= Carlyle Harmon =

American businessman (1905–1997)

Frank Carlyle Harmon (January 17, 1905 – March 25, 1997) was an American former head of fabrics research for Johnson and Johnson. He is best known for his patent, held jointly with Billy Gene Harper of Dow Chemical, that made the possible the production of modern "superabsorbent" disposable diapers.

==Background==
Harmon was born in Sugar City, Idaho, to Frank Milton Harmon and Sophia Jones. He spent most of his childhood in Santa Clara, California, and he was a lifelong Mormon. At age ten he took a job at a printing office for a man named Henry Roth. In October, 1923 he attended Stanford University, receiving a bachelor's degree in 1927, a master's degree in 1928, and a Ph.D. in 1930. He married the former Delta Arbon on March 22, 1929. After working for the Marathon Paper co. of Wausau, Wisconsin, for a time, Harmon was employed by the Chicopee division of Johnson and Johnson in 1947.
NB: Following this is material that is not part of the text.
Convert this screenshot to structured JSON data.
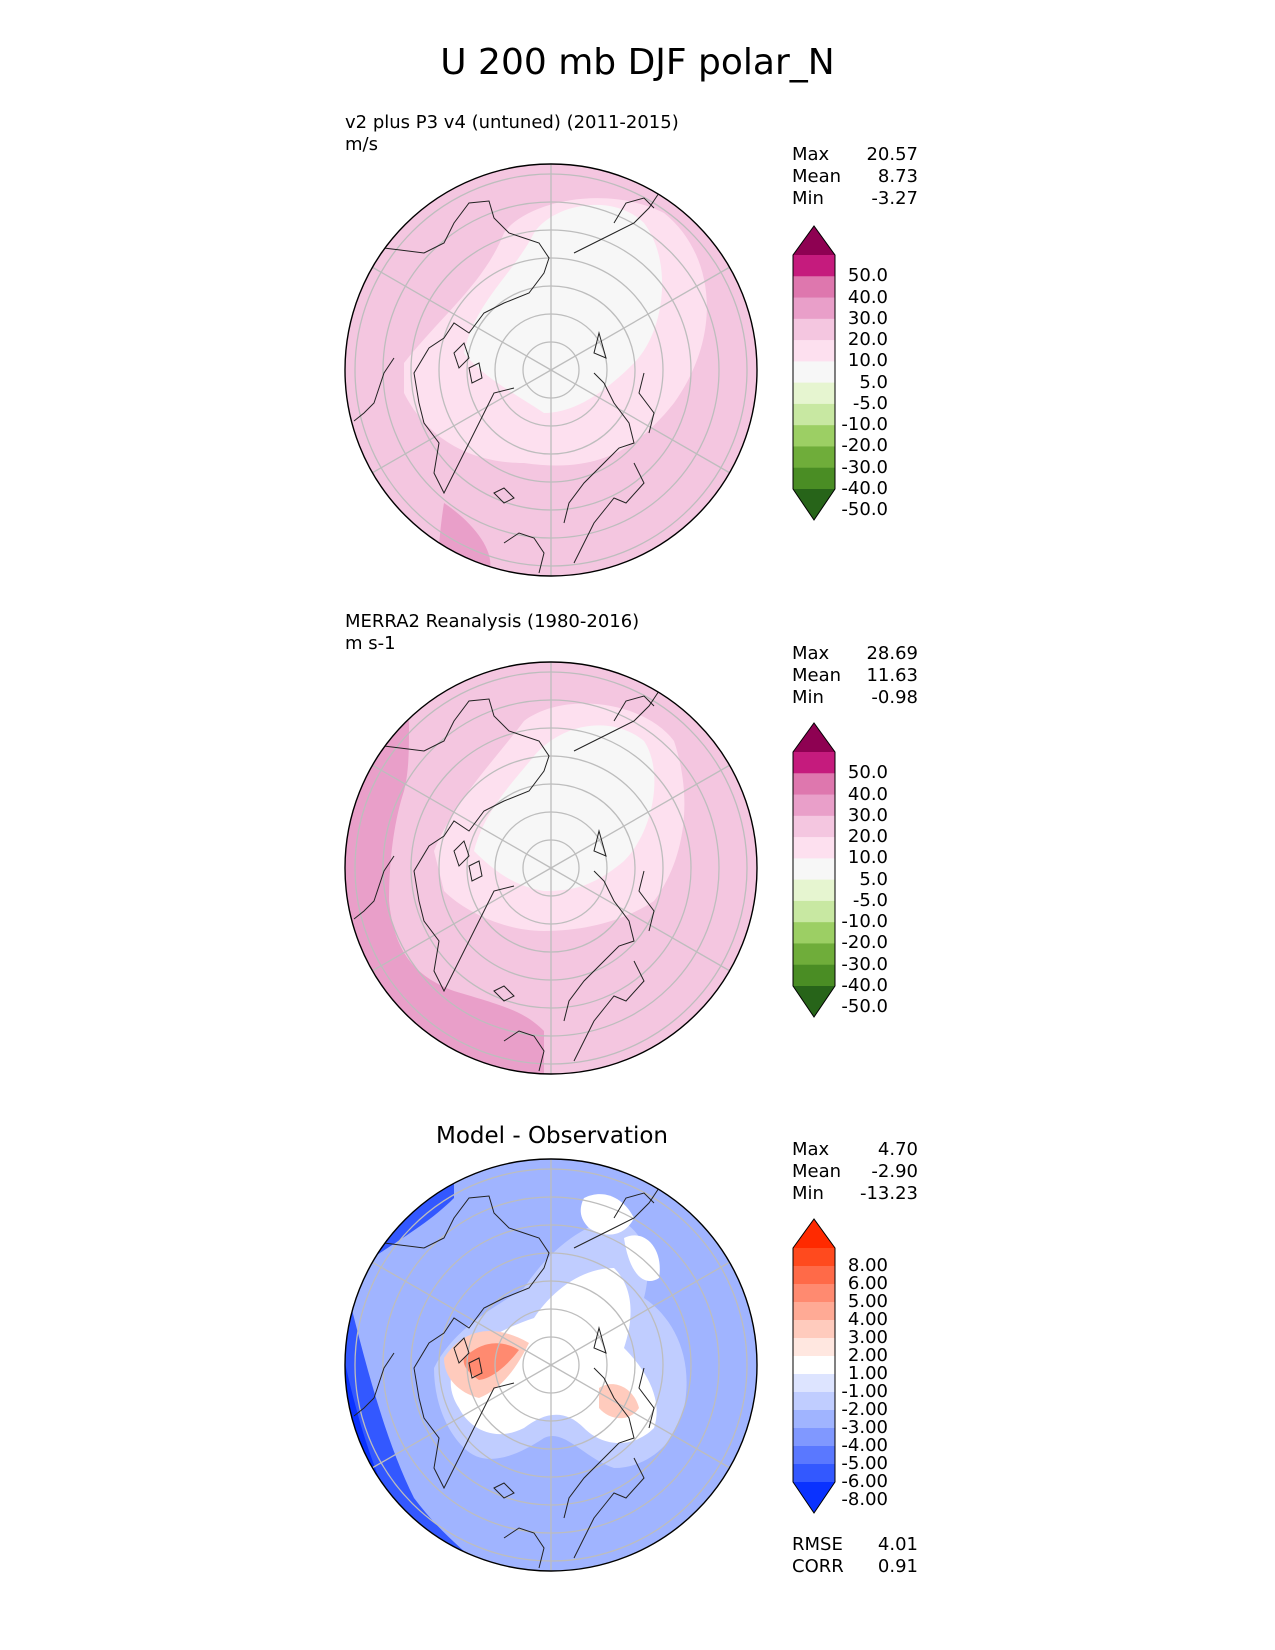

=="Superabsorbent" disposable diapers==
The disposable diaper, in its original form invented by Victor Mills of Procter & Gamble, required a core of thick rolls of paper in order to adequately contain fluid and guard against diaper rash. This made the diapers undesirably heavy and bulky. In 1966, Harmon and Harper each independently discovered that a small amount of a highly absorbent polymer could be more effectively used in place of rolls of paper in the diaper's core. The two men each filed substantively identical patents on the polymer at the same time.

Because diapers are a low-margin product, it was deemed economically unfeasible to put Harmon and Harper's idea into mass production while the polymer was still under their patent protection. After the patent expired in the mid-1980s, however, manufacturers began to introduce "superabsorbent" disposable diapers, made with the polymers in place of excess paper in the diaper's core. The size and weight of disposable diapers then dropped substantially. This resulted in significant savings, both with regard to the cost of shipping large quantities of diapers from manufacturers to stores, and in the shelf space needed for the diapers in those stores. Additionally, newer studies on superabsorbent disposable diapers indicated that babies who wear those diapers experience diaper rash at a lower general rate than do those who wear cloth diapers.

==Later life==
Harmon worked for Johnson and Johnson for 23 years. At the time of his 1970 retirement, he held 39 patents. He then went on to join the research department of Brigham Young University and later to found Eyring Research Institute.

Harmon was widowed in 1987, remarried in 1988 and died in 1997 after a lengthy illness.